When Nell Warren debuted at PDX Contemporary Art in last summer's group show, True Bearing, alongside such luminaries as Justine Kurland and Harrell Fletcher, her aesthetic vision fell into two categories. On the one hand, she presented a number of fairly uncomplicated natural scenes, from water rushing around a lone rock to a small stand of poppies. On the other, she pursued vertiginous abstraction in a series of colorless monotypes that, while minimal, revealed a sense of urgency in their primitivism. One print, "Bird's Eye," attempted to reconcile these two divergent impulses. An aerial view of vaguely sketched mountains, forests, and bodies of water, the image literally reels with dynamism—suggesting a headlong tailspin back to earth. And though the Rhode Island School of Design grad and Northwest native returns to the hybridized territory of naturalist painting and mysterious abstraction with her new works in Quandaries, her first solo show at PDX, not even "Bird's Eye" hinted at the dramatic leap forward her painting has taken.
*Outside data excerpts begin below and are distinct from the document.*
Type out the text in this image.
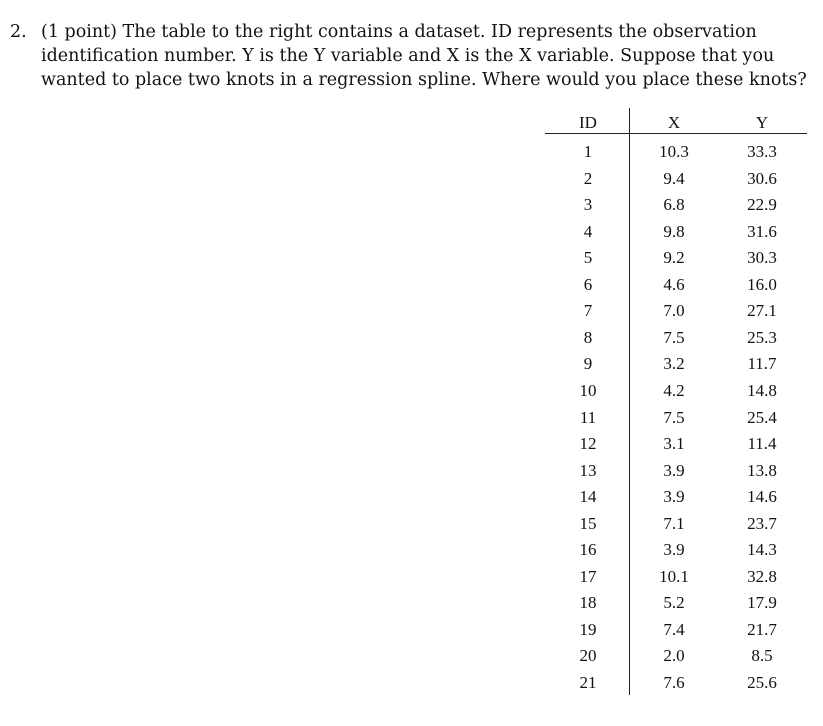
2. (1 point) The table to the right contains a dataset. ID represents the observation identification number. Y is the Y variable and X is the X variable. Suppose that you wanted to place two knots in a regression spline. Where would you place these knots?
ID	X	Y
1	10.3	33.3
2	9.4	30.6
3	6.8	22.9
4	9.8	31.6
5	9.2	30.3
6	4.6	16.0
7	7.0	27.1
8	7.5	25.3
9	3.2	11.7
10	4.2	14.8
11	7.5	25.4
12	3.1	11.4
13	3.9	13.8
14	3.9	14.6
15	7.1	23.7
16	3.9	14.3
17	10.1	32.8
18	5.2	17.9
19	7.4	21.7
20	2.0	8.5
21	7.6	25.6
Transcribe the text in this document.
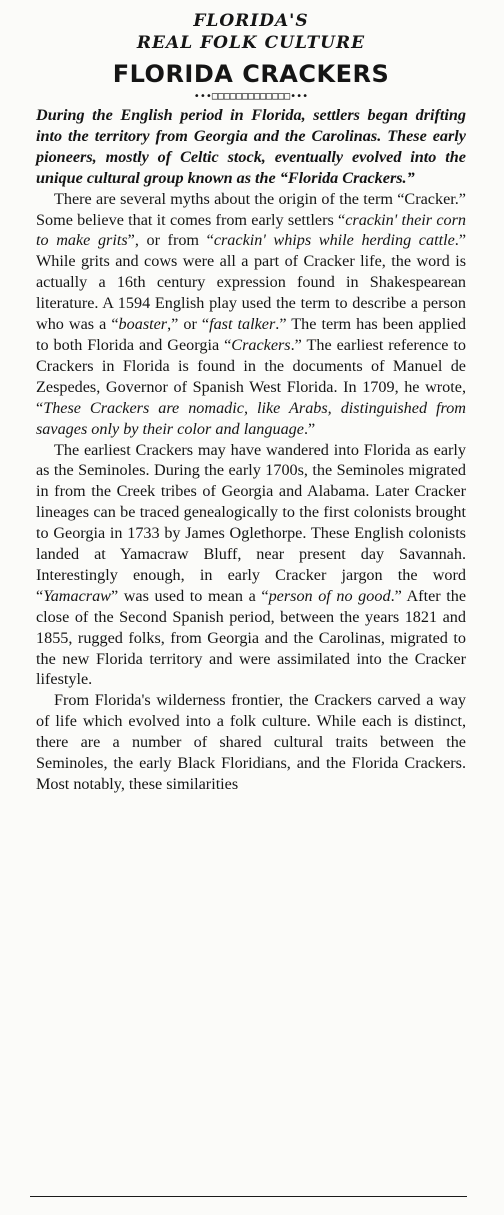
FLORIDA'S

REAL FOLK CULTURE

FLORIDA CRACKERS
•••□□□□□□□□□□□□□•••

During the English period in Florida, settlers began drifting into the territory from Georgia and the Carolinas. These early pioneers, mostly of Celtic stock, eventually evolved into the unique cultural group known as the “Florida Crackers.”

There are several myths about the origin of the term “Cracker.” Some believe that it comes from early settlers “crackin' their corn to make grits”, or from “crackin' whips while herding cattle.” While grits and cows were all a part of Cracker life, the word is actually a 16th century expression found in Shakespearean literature. A 1594 English play used the term to describe a person who was a “boaster,” or “fast talker.” The term has been applied to both Florida and Georgia “Crackers.” The earliest reference to Crackers in Florida is found in the documents of Manuel de Zespedes, Governor of Spanish West Florida. In 1709, he wrote, “These Crackers are nomadic, like Arabs, distinguished from savages only by their color and language.”

The earliest Crackers may have wandered into Florida as early as the Seminoles. During the early 1700s, the Seminoles migrated in from the Creek tribes of Georgia and Alabama. Later Cracker lineages can be traced genealogically to the first colonists brought to Georgia in 1733 by James Oglethorpe. These English colonists landed at Yamacraw Bluff, near present day Savannah. Interestingly enough, in early Cracker jargon the word “Yamacraw” was used to mean a “person of no good.” After the close of the Second Spanish period, between the years 1821 and 1855, rugged folks, from Georgia and the Carolinas, migrated to the new Florida territory and were assimilated into the Cracker lifestyle.

From Florida's wilderness frontier, the Crackers carved a way of life which evolved into a folk culture. While each is distinct, there are a number of shared cultural traits between the Seminoles, the early Black Floridians, and the Florida Crackers. Most notably, these similarities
The new body of work is dominated by dizzying aerial perspectives that show just how much the artist has absorbed her surroundings since living in the Columbia River Gorge. For example, "Idyll" is a sumptuous play of undulating lines, which capture the landscape's defining features: the white-capped flow of the river and the spikes and falls of its mountainous terrain. Elsewhere, these natural tableaux are interrupted by overlaid patterns that could be reified weather systems or ornately decorative flights of imagination. In "Din," pod-like forms and longer, winding figures converge, dancing high above the horizon line.

The familiarly dwarfed landscape of "Vestige" is foregrounded by what appears to be a baroque crest: a pair of birds hoists a shield, while curlicue forms spin in mid-air around them. As such, these superimposed images conjure a sense of scale and space at odds with the sprawling geography behind. They could as easily be some protozoan scene as a collision of non-representational forms. That inability to define exactly what Warren is up to in these images is hardly a strike against her rigorously worked canvases. After all, the fact that you can lose yourself in their meticulous construction reveals all you need to know: This is excitingly disorienting art.